In the aspect of estimation of the angle of arrival by deep learning, the existing method still continues the framework of a subspace method, namely, a covariance matrix of an array signal is used as input of a neural network, and corresponding angle of arrival output is obtained by training. Compared with the subspace method, the method has lower complexity and is convenient for hardware implementation. However, the solution of the covariance matrix still needs a large number of snapshots, the real-time performance is poor, and the covariance dimension is also increased in the square level with the increase of the antenna units in the array, so that the input nodes of the neural network are increased too much, and the difficulty of subsequent training is increased.

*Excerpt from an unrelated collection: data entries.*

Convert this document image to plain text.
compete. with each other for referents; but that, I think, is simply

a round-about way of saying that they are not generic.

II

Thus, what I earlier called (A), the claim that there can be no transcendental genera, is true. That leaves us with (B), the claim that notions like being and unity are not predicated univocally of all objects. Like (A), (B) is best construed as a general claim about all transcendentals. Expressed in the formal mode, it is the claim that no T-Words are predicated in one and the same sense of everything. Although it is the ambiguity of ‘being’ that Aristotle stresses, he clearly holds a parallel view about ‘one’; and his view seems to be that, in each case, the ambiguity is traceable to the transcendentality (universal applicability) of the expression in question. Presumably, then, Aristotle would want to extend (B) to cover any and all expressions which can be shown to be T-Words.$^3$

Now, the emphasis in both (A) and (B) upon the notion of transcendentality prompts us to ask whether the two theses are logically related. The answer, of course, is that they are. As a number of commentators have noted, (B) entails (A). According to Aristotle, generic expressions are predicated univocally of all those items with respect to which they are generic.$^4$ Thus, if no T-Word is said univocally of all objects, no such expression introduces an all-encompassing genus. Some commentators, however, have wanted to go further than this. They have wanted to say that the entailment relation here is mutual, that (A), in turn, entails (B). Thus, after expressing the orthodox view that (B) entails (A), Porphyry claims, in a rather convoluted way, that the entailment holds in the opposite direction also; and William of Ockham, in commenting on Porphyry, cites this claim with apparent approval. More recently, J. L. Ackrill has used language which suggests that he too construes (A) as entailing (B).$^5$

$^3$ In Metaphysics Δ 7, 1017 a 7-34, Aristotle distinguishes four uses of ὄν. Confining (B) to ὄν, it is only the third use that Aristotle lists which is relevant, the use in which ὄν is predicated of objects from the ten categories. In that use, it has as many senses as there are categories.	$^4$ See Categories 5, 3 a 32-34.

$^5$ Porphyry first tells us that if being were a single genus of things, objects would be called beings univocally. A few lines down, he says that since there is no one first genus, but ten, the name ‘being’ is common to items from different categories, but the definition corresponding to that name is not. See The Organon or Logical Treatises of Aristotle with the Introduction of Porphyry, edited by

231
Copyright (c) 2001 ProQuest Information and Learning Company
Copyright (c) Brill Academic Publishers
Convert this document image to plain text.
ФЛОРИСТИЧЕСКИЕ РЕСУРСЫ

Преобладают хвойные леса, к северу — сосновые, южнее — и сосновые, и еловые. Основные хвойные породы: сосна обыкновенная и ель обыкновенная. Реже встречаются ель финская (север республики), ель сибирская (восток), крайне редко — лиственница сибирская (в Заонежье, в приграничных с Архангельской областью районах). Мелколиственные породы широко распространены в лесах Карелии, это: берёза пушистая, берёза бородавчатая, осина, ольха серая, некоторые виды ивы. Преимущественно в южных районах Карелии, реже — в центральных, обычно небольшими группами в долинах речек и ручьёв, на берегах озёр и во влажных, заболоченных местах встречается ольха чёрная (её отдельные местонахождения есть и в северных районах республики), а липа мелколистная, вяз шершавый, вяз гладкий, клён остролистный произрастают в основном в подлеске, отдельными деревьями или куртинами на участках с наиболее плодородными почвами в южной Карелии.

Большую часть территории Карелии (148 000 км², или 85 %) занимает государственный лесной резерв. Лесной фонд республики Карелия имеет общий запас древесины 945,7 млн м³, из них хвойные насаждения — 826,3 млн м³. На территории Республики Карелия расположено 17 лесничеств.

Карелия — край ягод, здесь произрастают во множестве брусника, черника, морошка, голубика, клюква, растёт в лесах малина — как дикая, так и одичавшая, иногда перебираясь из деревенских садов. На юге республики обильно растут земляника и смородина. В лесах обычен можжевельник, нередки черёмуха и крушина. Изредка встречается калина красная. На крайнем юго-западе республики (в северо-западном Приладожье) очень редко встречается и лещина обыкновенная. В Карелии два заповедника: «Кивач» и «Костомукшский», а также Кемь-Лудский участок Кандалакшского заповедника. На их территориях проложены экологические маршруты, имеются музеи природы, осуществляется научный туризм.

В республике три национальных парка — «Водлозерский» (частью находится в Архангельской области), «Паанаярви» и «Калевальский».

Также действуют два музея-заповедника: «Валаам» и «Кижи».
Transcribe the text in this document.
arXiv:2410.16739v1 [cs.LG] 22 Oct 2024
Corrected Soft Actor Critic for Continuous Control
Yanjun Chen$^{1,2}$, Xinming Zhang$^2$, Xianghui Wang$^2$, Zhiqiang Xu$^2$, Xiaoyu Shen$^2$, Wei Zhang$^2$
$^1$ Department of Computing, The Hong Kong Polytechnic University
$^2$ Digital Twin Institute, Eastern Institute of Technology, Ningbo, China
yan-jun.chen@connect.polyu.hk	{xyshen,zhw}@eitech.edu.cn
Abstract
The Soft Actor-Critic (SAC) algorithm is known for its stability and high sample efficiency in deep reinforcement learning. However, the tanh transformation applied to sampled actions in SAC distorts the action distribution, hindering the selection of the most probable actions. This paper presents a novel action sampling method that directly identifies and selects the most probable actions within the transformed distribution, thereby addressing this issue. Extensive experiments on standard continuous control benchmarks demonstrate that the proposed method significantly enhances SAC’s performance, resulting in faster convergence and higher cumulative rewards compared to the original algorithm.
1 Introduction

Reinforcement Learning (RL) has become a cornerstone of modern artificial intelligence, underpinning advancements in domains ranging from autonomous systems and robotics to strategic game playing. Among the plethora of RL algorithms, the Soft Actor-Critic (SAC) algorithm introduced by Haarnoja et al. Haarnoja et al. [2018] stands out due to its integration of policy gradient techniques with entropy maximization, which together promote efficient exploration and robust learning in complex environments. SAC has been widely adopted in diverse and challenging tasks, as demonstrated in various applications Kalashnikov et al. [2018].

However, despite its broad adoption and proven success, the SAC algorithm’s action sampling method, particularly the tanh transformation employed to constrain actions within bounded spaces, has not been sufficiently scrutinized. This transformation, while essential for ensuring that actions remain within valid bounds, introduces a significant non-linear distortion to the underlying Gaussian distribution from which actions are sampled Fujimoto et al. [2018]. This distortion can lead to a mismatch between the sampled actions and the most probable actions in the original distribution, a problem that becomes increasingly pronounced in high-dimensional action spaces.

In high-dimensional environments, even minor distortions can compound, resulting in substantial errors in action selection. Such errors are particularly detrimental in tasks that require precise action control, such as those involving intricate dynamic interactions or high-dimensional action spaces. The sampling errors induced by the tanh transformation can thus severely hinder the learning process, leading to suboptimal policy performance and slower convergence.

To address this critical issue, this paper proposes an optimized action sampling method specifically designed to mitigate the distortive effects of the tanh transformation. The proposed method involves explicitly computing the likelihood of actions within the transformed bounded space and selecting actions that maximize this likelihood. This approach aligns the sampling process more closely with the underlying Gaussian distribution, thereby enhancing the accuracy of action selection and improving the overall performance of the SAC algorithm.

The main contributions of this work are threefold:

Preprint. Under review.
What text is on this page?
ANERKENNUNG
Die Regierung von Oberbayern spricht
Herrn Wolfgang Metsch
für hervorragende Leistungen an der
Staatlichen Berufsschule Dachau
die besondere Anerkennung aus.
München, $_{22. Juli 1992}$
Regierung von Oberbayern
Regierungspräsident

The existing array direction finding technology is comprehensively considered, and the following problems are mainly faced:
1) the high-precision direction finding method cannot fully consider the requirement of an actual system on the calculation complexity, the complexity is generally high, the direction finding precision of the algorithm with low complexity is poor, and the balance between the complexity and the direction finding precision cannot be realized;
2) the existing direction-finding method based on deep learning also takes a covariance matrix as input, so that the complexity of a neural network is obviously increased along with the increase of the number of antennas, the training difficulty is increased, and convergence is difficult.
Disclosure of Invention
The technical problem to be solved by the invention is as follows: the deep learning direction-finding method based on phase optimization solves the problems of high complexity and poor real-time performance of the existing direction-finding method, and achieves high real-time direction-finding performance by optimizing input signals of a neural network and combining a deep learning theory.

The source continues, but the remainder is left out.